Da Redação
A Justiça do Distrito Federal determinou a suspensão provisória de novos repasses, pagamentos ou transferências de valores do Banco de Brasília (BRB) ao Flamengo no âmbito do contrato de parceria firmado entre o banco e o clube carioca. A decisão foi proferida pela juíza Sandra Cristina Candeira de Lira, da 6ª vara da Fazenda Pública do DF.
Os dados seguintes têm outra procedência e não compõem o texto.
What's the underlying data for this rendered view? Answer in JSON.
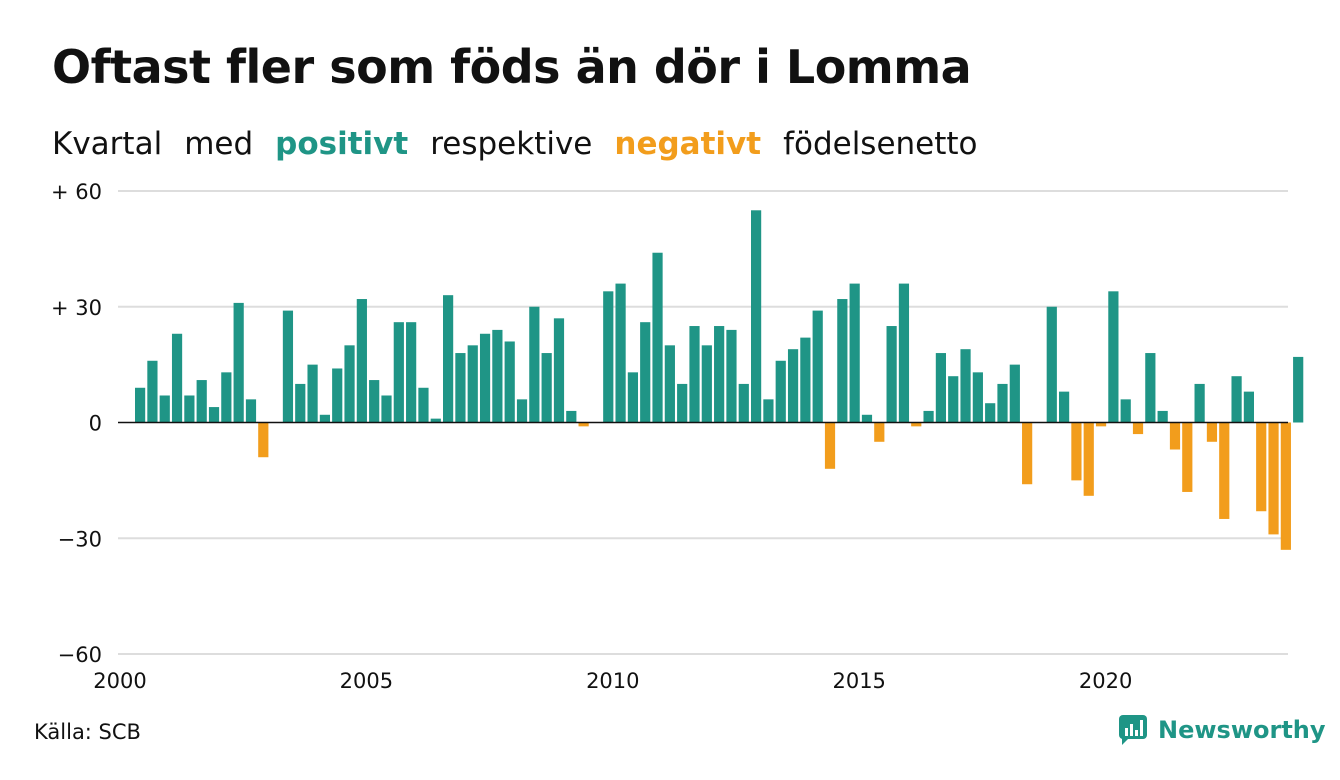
{
  "header": {
    "title": "Oftast fler som föds än dör i Lomma",
    "subtitle_parts": [
      "Kvartal",
      "med",
      "positivt",
      "respektive",
      "negativt",
      "födelsenetto"
    ]
  },
  "footer": {
    "source": "Källa: SCB",
    "brand": "Newsworthy"
  },
  "colors": {
    "positive": "#1f9586",
    "negative": "#f29d1c",
    "grid": "#dddddd",
    "axis": "#111111"
  },
  "chart_data": {
    "type": "bar",
    "x_start": "2000 Q1",
    "y_ticks": [
      {
        "value": 60,
        "label": "+ 60"
      },
      {
        "value": 30,
        "label": "+ 30"
      },
      {
        "value": 0,
        "label": "0"
      },
      {
        "value": -30,
        "label": "−30"
      },
      {
        "value": -60,
        "label": "−60"
      }
    ],
    "x_ticks": [
      "2000",
      "2005",
      "2010",
      "2015",
      "2020"
    ],
    "ylim": [
      -60,
      60
    ],
    "grid": true,
    "values": [
      9,
      16,
      7,
      23,
      7,
      11,
      4,
      13,
      31,
      6,
      -9,
      0,
      29,
      10,
      15,
      2,
      14,
      20,
      32,
      11,
      7,
      26,
      26,
      9,
      1,
      33,
      18,
      20,
      23,
      24,
      21,
      6,
      30,
      18,
      27,
      3,
      -1,
      0,
      34,
      36,
      13,
      26,
      44,
      20,
      10,
      25,
      20,
      25,
      24,
      10,
      55,
      6,
      16,
      19,
      22,
      29,
      -12,
      32,
      36,
      2,
      -5,
      25,
      36,
      -1,
      3,
      18,
      12,
      19,
      13,
      5,
      10,
      15,
      -16,
      0,
      30,
      8,
      -15,
      -19,
      -1,
      34,
      6,
      -3,
      18,
      3,
      -7,
      -18,
      10,
      -5,
      -25,
      12,
      8,
      -23,
      -29,
      -33,
      17
    ]
  }
}
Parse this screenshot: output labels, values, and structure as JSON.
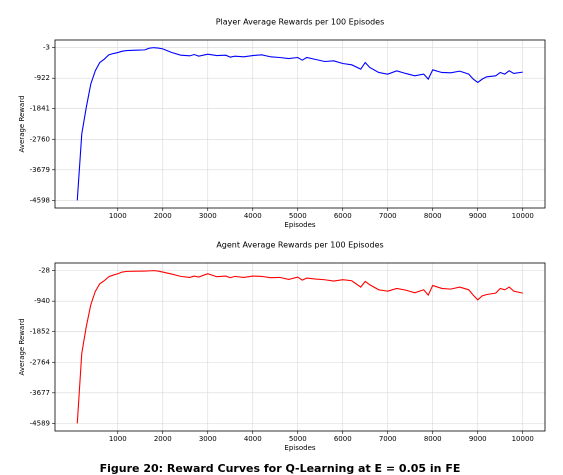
{
  "chart_data": [
    {
      "type": "line",
      "title": "Player Average Rewards per 100 Episodes",
      "x_label": "Episodes",
      "y_label": "Average Reward",
      "x": [
        100,
        200,
        300,
        400,
        500,
        600,
        700,
        800,
        900,
        1000,
        1100,
        1200,
        1400,
        1600,
        1700,
        1800,
        1900,
        2000,
        2200,
        2400,
        2600,
        2700,
        2800,
        3000,
        3200,
        3400,
        3500,
        3600,
        3800,
        4000,
        4200,
        4400,
        4600,
        4800,
        5000,
        5100,
        5200,
        5400,
        5600,
        5800,
        6000,
        6200,
        6400,
        6500,
        6600,
        6800,
        7000,
        7200,
        7400,
        7600,
        7800,
        7900,
        8000,
        8200,
        8400,
        8600,
        8800,
        8900,
        9000,
        9100,
        9200,
        9400,
        9500,
        9600,
        9700,
        9800,
        10000
      ],
      "series": [
        {
          "name": "Player",
          "color": "#0000ff",
          "values": [
            -4598,
            -2600,
            -1800,
            -1100,
            -700,
            -450,
            -350,
            -220,
            -180,
            -150,
            -110,
            -90,
            -80,
            -70,
            -20,
            -3,
            -15,
            -40,
            -150,
            -230,
            -250,
            -210,
            -260,
            -200,
            -240,
            -230,
            -290,
            -260,
            -280,
            -240,
            -220,
            -280,
            -300,
            -330,
            -300,
            -380,
            -300,
            -360,
            -420,
            -400,
            -480,
            -520,
            -650,
            -450,
            -600,
            -750,
            -800,
            -700,
            -780,
            -850,
            -800,
            -950,
            -670,
            -750,
            -760,
            -710,
            -800,
            -950,
            -1050,
            -950,
            -880,
            -850,
            -750,
            -800,
            -700,
            -780,
            -740
          ]
        }
      ],
      "xlim": [
        -395,
        10495
      ],
      "xticks": [
        1000,
        2000,
        3000,
        4000,
        5000,
        6000,
        7000,
        8000,
        9000,
        10000
      ],
      "ylim": [
        -4828,
        227
      ],
      "yticks": [
        -4598,
        -3679,
        -2760,
        -1841,
        -922,
        -3
      ],
      "grid": true
    },
    {
      "type": "line",
      "title": "Agent Average Rewards per 100 Episodes",
      "x_label": "Episodes",
      "y_label": "Average Reward",
      "x": [
        100,
        200,
        300,
        400,
        500,
        600,
        700,
        800,
        900,
        1000,
        1100,
        1200,
        1400,
        1600,
        1700,
        1800,
        1900,
        2000,
        2200,
        2400,
        2600,
        2700,
        2800,
        3000,
        3200,
        3400,
        3500,
        3600,
        3800,
        4000,
        4200,
        4400,
        4600,
        4800,
        5000,
        5100,
        5200,
        5400,
        5600,
        5800,
        6000,
        6200,
        6400,
        6500,
        6600,
        6800,
        7000,
        7200,
        7400,
        7600,
        7800,
        7900,
        8000,
        8200,
        8400,
        8600,
        8800,
        8900,
        9000,
        9100,
        9200,
        9400,
        9500,
        9600,
        9700,
        9800,
        10000
      ],
      "series": [
        {
          "name": "Agent",
          "color": "#ff0000",
          "values": [
            -4589,
            -2500,
            -1700,
            -1050,
            -650,
            -420,
            -330,
            -210,
            -160,
            -120,
            -70,
            -50,
            -45,
            -40,
            -35,
            -28,
            -40,
            -70,
            -130,
            -200,
            -230,
            -190,
            -220,
            -120,
            -210,
            -190,
            -240,
            -200,
            -230,
            -190,
            -200,
            -240,
            -230,
            -290,
            -220,
            -310,
            -250,
            -280,
            -300,
            -340,
            -300,
            -330,
            -520,
            -350,
            -450,
            -600,
            -640,
            -560,
            -610,
            -690,
            -600,
            -760,
            -470,
            -560,
            -580,
            -520,
            -600,
            -760,
            -900,
            -780,
            -740,
            -700,
            -560,
            -600,
            -520,
            -640,
            -700
          ]
        }
      ],
      "xlim": [
        -395,
        10495
      ],
      "xticks": [
        1000,
        2000,
        3000,
        4000,
        5000,
        6000,
        7000,
        8000,
        9000,
        10000
      ],
      "ylim": [
        -4817,
        200
      ],
      "yticks": [
        -4589,
        -3677,
        -2764,
        -1852,
        -940,
        -28
      ],
      "grid": true
    }
  ],
  "caption": "Figure 20: Reward Curves for Q-Learning at E = 0.05 in FE"
}
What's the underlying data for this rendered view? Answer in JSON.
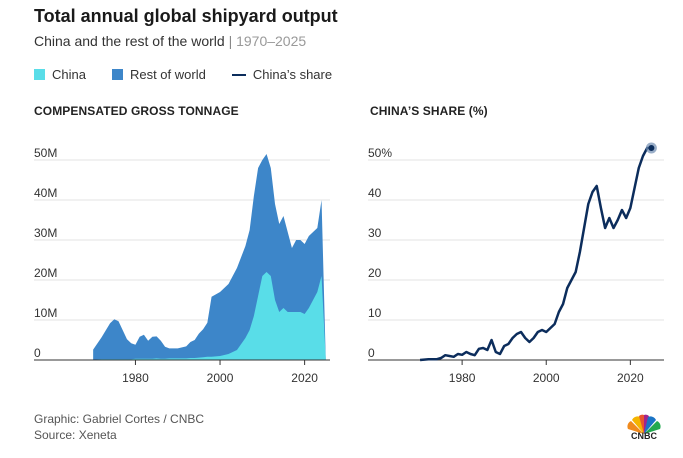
{
  "header": {
    "title": "Total annual global shipyard output",
    "subtitle_main": "China and the rest of the world",
    "subtitle_sep": "|",
    "subtitle_range": "1970–2025"
  },
  "legend": {
    "china": "China",
    "rest": "Rest of world",
    "share": "China’s share"
  },
  "colors": {
    "china": "#59dde8",
    "rest": "#3d86c9",
    "share": "#0c2d5c",
    "axis": "#333333"
  },
  "chart_data": [
    {
      "type": "area",
      "title": "COMPENSATED GROSS TONNAGE",
      "x": [
        1970,
        1972,
        1974,
        1975,
        1976,
        1978,
        1979,
        1980,
        1981,
        1982,
        1983,
        1984,
        1985,
        1986,
        1987,
        1988,
        1990,
        1992,
        1993,
        1994,
        1995,
        1996,
        1997,
        1998,
        2000,
        2002,
        2004,
        2006,
        2007,
        2008,
        2009,
        2010,
        2011,
        2012,
        2013,
        2014,
        2015,
        2016,
        2017,
        2018,
        2019,
        2020,
        2021,
        2022,
        2023,
        2024,
        2025
      ],
      "series": [
        {
          "name": "China",
          "values": [
            0.1,
            0.2,
            0.2,
            0.2,
            0.2,
            0.2,
            0.2,
            0.3,
            0.3,
            0.3,
            0.3,
            0.3,
            0.4,
            0.3,
            0.3,
            0.4,
            0.4,
            0.4,
            0.5,
            0.5,
            0.6,
            0.7,
            0.8,
            0.8,
            1.0,
            1.5,
            2.5,
            5.5,
            7.5,
            11,
            16,
            21,
            22,
            21,
            15,
            12,
            13,
            12,
            12,
            12,
            12,
            11.5,
            13,
            15,
            17,
            21,
            0
          ]
        },
        {
          "name": "Rest of world",
          "values": [
            2.5,
            5.5,
            9.0,
            10.0,
            9.5,
            5.0,
            4.0,
            3.5,
            5.5,
            6.0,
            4.5,
            5.5,
            5.5,
            4.5,
            3.0,
            2.5,
            2.5,
            3.0,
            4.0,
            4.5,
            6.0,
            7.0,
            8.5,
            15.0,
            16.0,
            17.5,
            20.5,
            23.0,
            25.0,
            30.0,
            32.0,
            29.0,
            29.5,
            27.0,
            24.0,
            22.0,
            23.0,
            20.0,
            16.0,
            18.0,
            18.0,
            17.5,
            18.0,
            17.0,
            16.0,
            19.0,
            0
          ]
        }
      ],
      "xlim": [
        1965,
        2026
      ],
      "ylim": [
        0,
        55
      ],
      "xticks": [
        "1980",
        "2000",
        "2020"
      ],
      "yticks": [
        "50M",
        "40M",
        "30M",
        "20M",
        "10M",
        "0"
      ]
    },
    {
      "type": "line",
      "title": "CHINA’S SHARE (%)",
      "x": [
        1970,
        1972,
        1974,
        1975,
        1976,
        1977,
        1978,
        1979,
        1980,
        1981,
        1982,
        1983,
        1984,
        1985,
        1986,
        1987,
        1988,
        1989,
        1990,
        1991,
        1992,
        1993,
        1994,
        1995,
        1996,
        1997,
        1998,
        1999,
        2000,
        2001,
        2002,
        2003,
        2004,
        2005,
        2006,
        2007,
        2008,
        2009,
        2010,
        2011,
        2012,
        2013,
        2014,
        2015,
        2016,
        2017,
        2018,
        2019,
        2020,
        2021,
        2022,
        2023,
        2024,
        2025
      ],
      "series": [
        {
          "name": "China’s share",
          "values": [
            0,
            0.2,
            0.2,
            0.5,
            1.2,
            1.0,
            0.8,
            1.5,
            1.3,
            2.0,
            1.5,
            1.2,
            2.8,
            3.0,
            2.5,
            5.0,
            2.0,
            1.5,
            3.5,
            4.0,
            5.5,
            6.5,
            7.0,
            5.5,
            4.5,
            5.5,
            7.0,
            7.5,
            7.0,
            8.0,
            9.0,
            12.0,
            14.0,
            18.0,
            20.0,
            22.0,
            27.0,
            33.0,
            39.0,
            42.0,
            43.5,
            38.0,
            33.0,
            35.5,
            33.0,
            35.0,
            37.5,
            35.5,
            38.0,
            43.0,
            48.0,
            51.0,
            53.0,
            53.0
          ]
        }
      ],
      "xlim": [
        1960,
        2028
      ],
      "ylim": [
        0,
        55
      ],
      "xticks": [
        "1980",
        "2000",
        "2020"
      ],
      "yticks": [
        "50%",
        "40",
        "30",
        "20",
        "10",
        "0"
      ]
    }
  ],
  "footer": {
    "graphic": "Graphic: Gabriel Cortes / CNBC",
    "source": "Source: Xeneta",
    "logo_text": "CNBC"
  }
}
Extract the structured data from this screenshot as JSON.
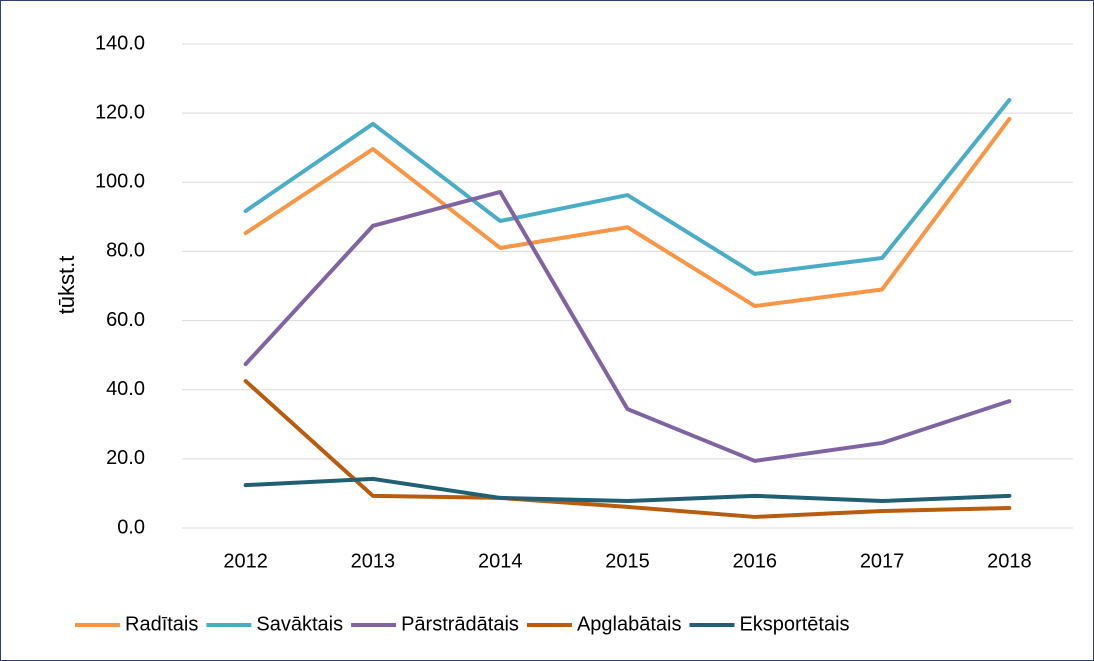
{
  "chart_data": {
    "type": "line",
    "ylabel": "tūkst.t",
    "categories": [
      "2012",
      "2013",
      "2014",
      "2015",
      "2016",
      "2017",
      "2018"
    ],
    "series": [
      {
        "name": "Radītais",
        "color": "#f79646",
        "values": [
          85.3,
          109.6,
          81.0,
          87.0,
          64.2,
          69.0,
          118.3
        ]
      },
      {
        "name": "Savāktais",
        "color": "#4bacc6",
        "values": [
          91.7,
          116.9,
          88.8,
          96.3,
          73.5,
          78.1,
          123.8
        ]
      },
      {
        "name": "Pārstrādātais",
        "color": "#8064a2",
        "values": [
          47.4,
          87.4,
          97.2,
          34.4,
          19.4,
          24.6,
          36.7
        ]
      },
      {
        "name": "Apglabātais",
        "color": "#b85c10",
        "values": [
          42.5,
          9.3,
          8.7,
          6.1,
          3.2,
          4.9,
          5.8
        ]
      },
      {
        "name": "Eksportētais",
        "color": "#215f73",
        "values": [
          12.4,
          14.2,
          8.7,
          7.8,
          9.3,
          7.8,
          9.3
        ]
      }
    ],
    "ylim": [
      0,
      140
    ],
    "yticks": [
      {
        "value": 0,
        "label": "0.0"
      },
      {
        "value": 20,
        "label": "20.0"
      },
      {
        "value": 40,
        "label": "40.0"
      },
      {
        "value": 60,
        "label": "60.0"
      },
      {
        "value": 80,
        "label": "80.0"
      },
      {
        "value": 100,
        "label": "100.0"
      },
      {
        "value": 120,
        "label": "120.0"
      },
      {
        "value": 140,
        "label": "140.0"
      }
    ],
    "grid": true,
    "legend": "bottom"
  }
}
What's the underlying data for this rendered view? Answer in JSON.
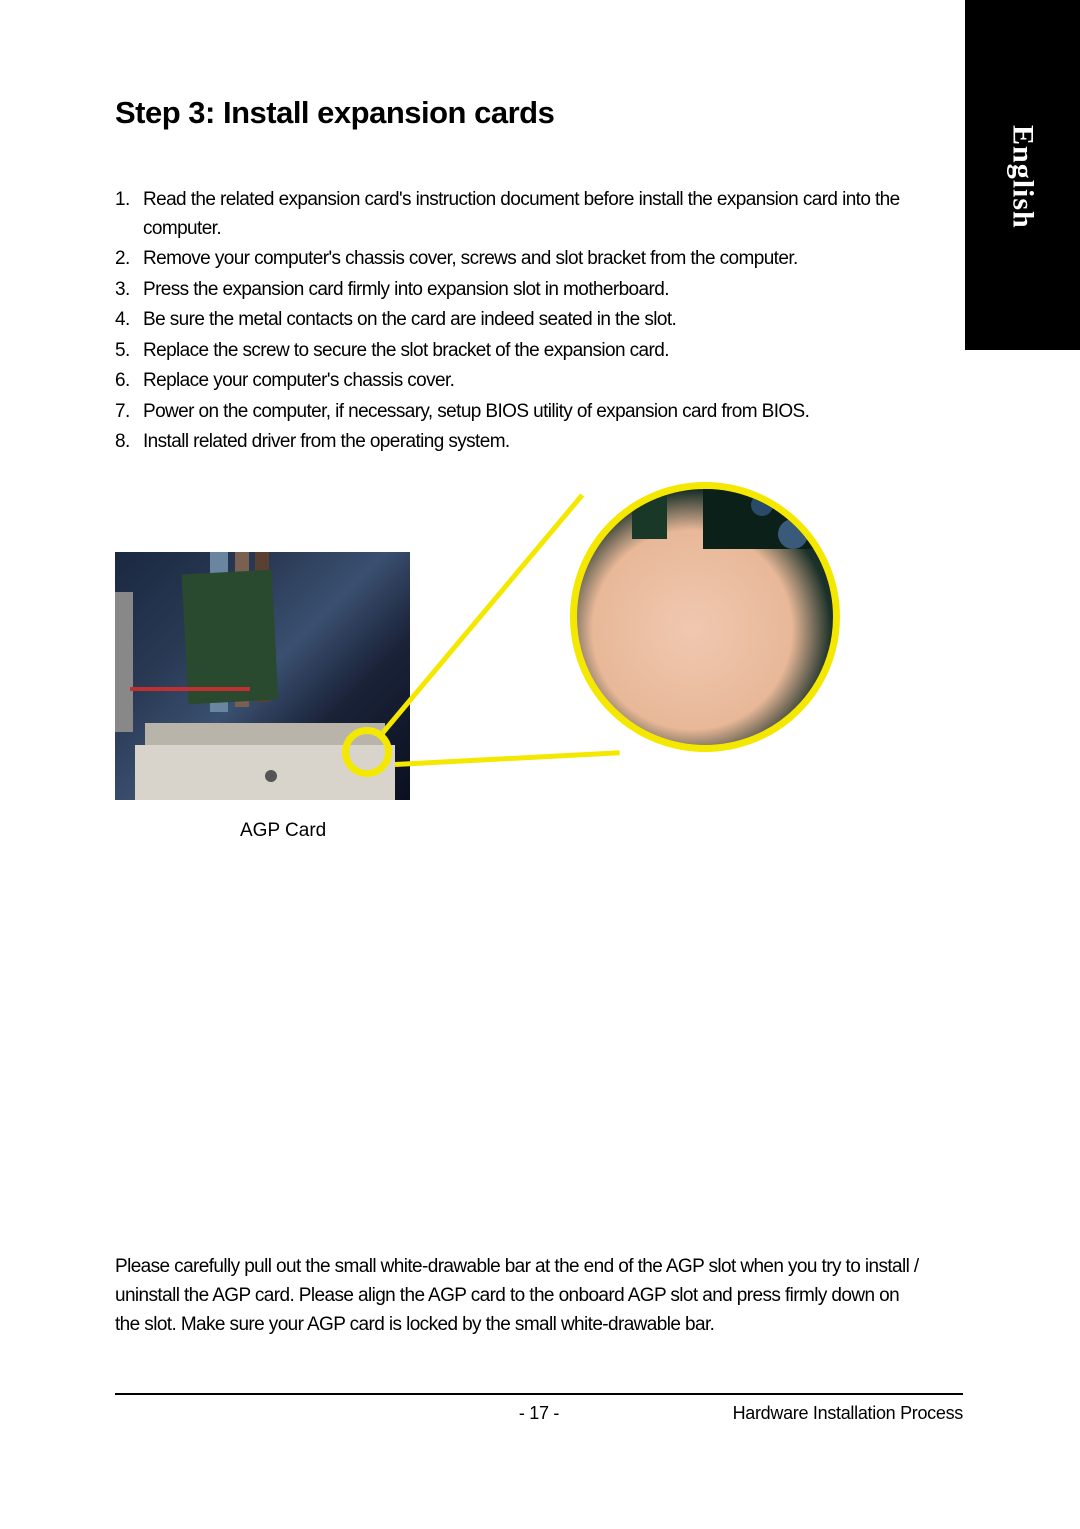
{
  "side_tab": {
    "label": "English",
    "bg_color": "#000000",
    "text_color": "#ffffff"
  },
  "title": "Step 3: Install expansion cards",
  "steps": [
    "Read the related expansion card's instruction document before install the expansion card into the computer.",
    "Remove your computer's chassis cover, screws and slot bracket from the computer.",
    "Press the expansion card firmly into expansion slot in motherboard.",
    "Be sure the metal contacts on the card are indeed seated in the slot.",
    "Replace the screw to secure the slot bracket of the expansion card.",
    "Replace your computer's chassis cover.",
    "Power on the computer, if necessary, setup BIOS utility of expansion card from BIOS.",
    "Install related driver from the operating system."
  ],
  "figure": {
    "caption": "AGP Card",
    "highlight_color": "#f5e800",
    "ring_border_width": 7
  },
  "bottom_paragraph": "Please carefully pull out the small white-drawable bar at the end of the AGP slot when you try to install / uninstall the AGP card. Please align the AGP card to the onboard AGP slot and press firmly down on the slot. Make sure your AGP card is locked by the small white-drawable bar.",
  "footer": {
    "page_number": "- 17 -",
    "section": "Hardware Installation Process"
  }
}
Na prática, a suspensão se deu porque a magistrada avaliou que o processo deve ser redistribuído para a 7ª vara cível de Brasília.
Ação popular
De acordo com os autos, a decisão foi proferida em ação popular na qual os autores sustentam que o contrato, estimado em R$ 42,6 milhões, “afronta os princípios da moralidade administrativa, impessoalidade e economicidade”.
Os autores da ação alegaram, também, que “o BRB atravessa crise financeira e que os valores destinados ao Flamengo não teriam retorno institucional compatível”.
Ilegitimidade passiva do DF
Ao analisar o caso, a magistrada reconheceu a ilegitimidade passiva do Distrito Federal e declarou a incompetência das varas da Fazenda Pública para julgar a controvérsia.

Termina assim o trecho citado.